Lausbubengeschichten von Bruno Gässler 17: Renate oder Eine hochfliegende Erfindung
Die Freude war verhalten, aber eine Rücksendung war nicht möglich. So kam Renate dann als gesundes, kräftiges Mädchen zur Welt, wuchs ebenso gesund und kräftig weiter und hatte diese Gabe der Natur auch bitter nötig. Ihr Bruder, mein Freund Gerhard, der damals etwa zehn Jahre alt war, musste sich viel um Renate kümmern, denn die Mutter, als Bäuerin auf einem großen Hof, hatte selten Zeit für das Baby. Für uns Buben war die Kleine ein Klotz am Bein, denn was wir auch vorhatten, Renate musste mit eingeplant werden. Radfahren war für uns damals eine Lieblingsbeschäftigung. Die Straßen waren, anders als in Bessarabien, mit Steinen befestigt, mit so genanntem Katzenkopfpflaster. Darauf konnten sich bei jedem Wetter alle Fuhrwerke, auch Kutschen, gut fortbewegen, aber keineswegs waren sie zum Radfahren geeignet.

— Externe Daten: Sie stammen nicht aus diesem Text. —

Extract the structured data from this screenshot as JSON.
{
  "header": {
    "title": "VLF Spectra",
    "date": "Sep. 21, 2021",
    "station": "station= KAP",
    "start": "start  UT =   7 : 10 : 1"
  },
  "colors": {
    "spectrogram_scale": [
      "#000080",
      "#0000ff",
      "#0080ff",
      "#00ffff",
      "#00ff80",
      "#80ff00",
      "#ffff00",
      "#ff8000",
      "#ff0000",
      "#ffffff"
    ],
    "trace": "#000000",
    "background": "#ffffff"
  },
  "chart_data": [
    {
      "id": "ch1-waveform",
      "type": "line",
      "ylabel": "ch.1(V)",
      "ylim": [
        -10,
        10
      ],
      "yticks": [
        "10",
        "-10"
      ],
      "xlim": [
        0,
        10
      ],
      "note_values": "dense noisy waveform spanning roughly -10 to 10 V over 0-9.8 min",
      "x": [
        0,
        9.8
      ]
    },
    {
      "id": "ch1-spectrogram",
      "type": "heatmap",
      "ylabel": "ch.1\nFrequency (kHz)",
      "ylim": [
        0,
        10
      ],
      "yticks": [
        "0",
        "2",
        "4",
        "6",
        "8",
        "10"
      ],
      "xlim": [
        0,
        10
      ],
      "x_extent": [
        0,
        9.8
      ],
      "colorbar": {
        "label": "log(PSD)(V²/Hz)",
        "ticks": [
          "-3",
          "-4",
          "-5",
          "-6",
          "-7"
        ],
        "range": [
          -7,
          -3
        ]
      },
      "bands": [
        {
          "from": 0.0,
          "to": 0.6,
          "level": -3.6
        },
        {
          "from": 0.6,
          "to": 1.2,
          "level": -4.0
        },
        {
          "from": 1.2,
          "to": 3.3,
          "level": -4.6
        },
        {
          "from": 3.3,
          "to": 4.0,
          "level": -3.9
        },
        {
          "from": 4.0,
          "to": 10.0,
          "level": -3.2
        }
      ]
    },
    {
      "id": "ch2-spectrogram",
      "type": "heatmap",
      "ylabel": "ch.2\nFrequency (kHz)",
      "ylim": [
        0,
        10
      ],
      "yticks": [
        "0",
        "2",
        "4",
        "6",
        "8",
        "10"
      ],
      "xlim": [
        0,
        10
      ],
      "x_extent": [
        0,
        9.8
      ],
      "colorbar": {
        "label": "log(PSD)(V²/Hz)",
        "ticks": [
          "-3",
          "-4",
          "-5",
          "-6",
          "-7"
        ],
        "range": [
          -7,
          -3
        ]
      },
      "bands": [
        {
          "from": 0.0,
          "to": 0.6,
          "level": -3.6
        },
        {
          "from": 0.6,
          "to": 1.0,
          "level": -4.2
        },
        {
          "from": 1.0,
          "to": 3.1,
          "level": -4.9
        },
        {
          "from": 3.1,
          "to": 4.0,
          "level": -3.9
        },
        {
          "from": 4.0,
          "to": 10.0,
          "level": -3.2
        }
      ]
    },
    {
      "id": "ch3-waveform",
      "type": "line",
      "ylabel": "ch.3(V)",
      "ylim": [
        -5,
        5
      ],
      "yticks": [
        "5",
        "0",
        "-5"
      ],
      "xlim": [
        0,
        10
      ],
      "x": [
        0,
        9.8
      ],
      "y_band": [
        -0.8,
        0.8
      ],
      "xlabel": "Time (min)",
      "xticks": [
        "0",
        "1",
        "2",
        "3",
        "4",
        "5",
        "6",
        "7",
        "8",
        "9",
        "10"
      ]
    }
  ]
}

Die Vorläufer unserer heutigen Geh- und Radwege waren schmale ungepflasterte, kaum ein Meter breite Seitenstreifen, gesäumt von Alleebäumen oder Straßengräben. Wie oft haben wir uns beim Vorbeifahren an den rauen Stämmen der Kastanienbäume die Fingerknöchel aufgerissen! Um ein richtiges Motorengeräusch zu imitieren, befestigten wir an der Radgabel einen Pappdeckelstreifen und fuhren mit lautem Geknatter die Wege entlang. Dies ging nur dann, wenn Renate nicht dabei war, aber meistens war sie eben da. Wie in vielen schwierigen Situationen, kamen wir auch in diesem Fall auf die richtige Idee. Der Kinderwagen wurde mit einer langen Latte an einem Fahrrad befestigt. Die starre Befestigung war nötig, um den Kinderwagen in der Spur zu halten. Um den Kraftaufwand gleichmäßig zu verteilen, koppelten wir drei Fahrräder mit Seilen hintereinander, und die Fahrt konnte beginnen.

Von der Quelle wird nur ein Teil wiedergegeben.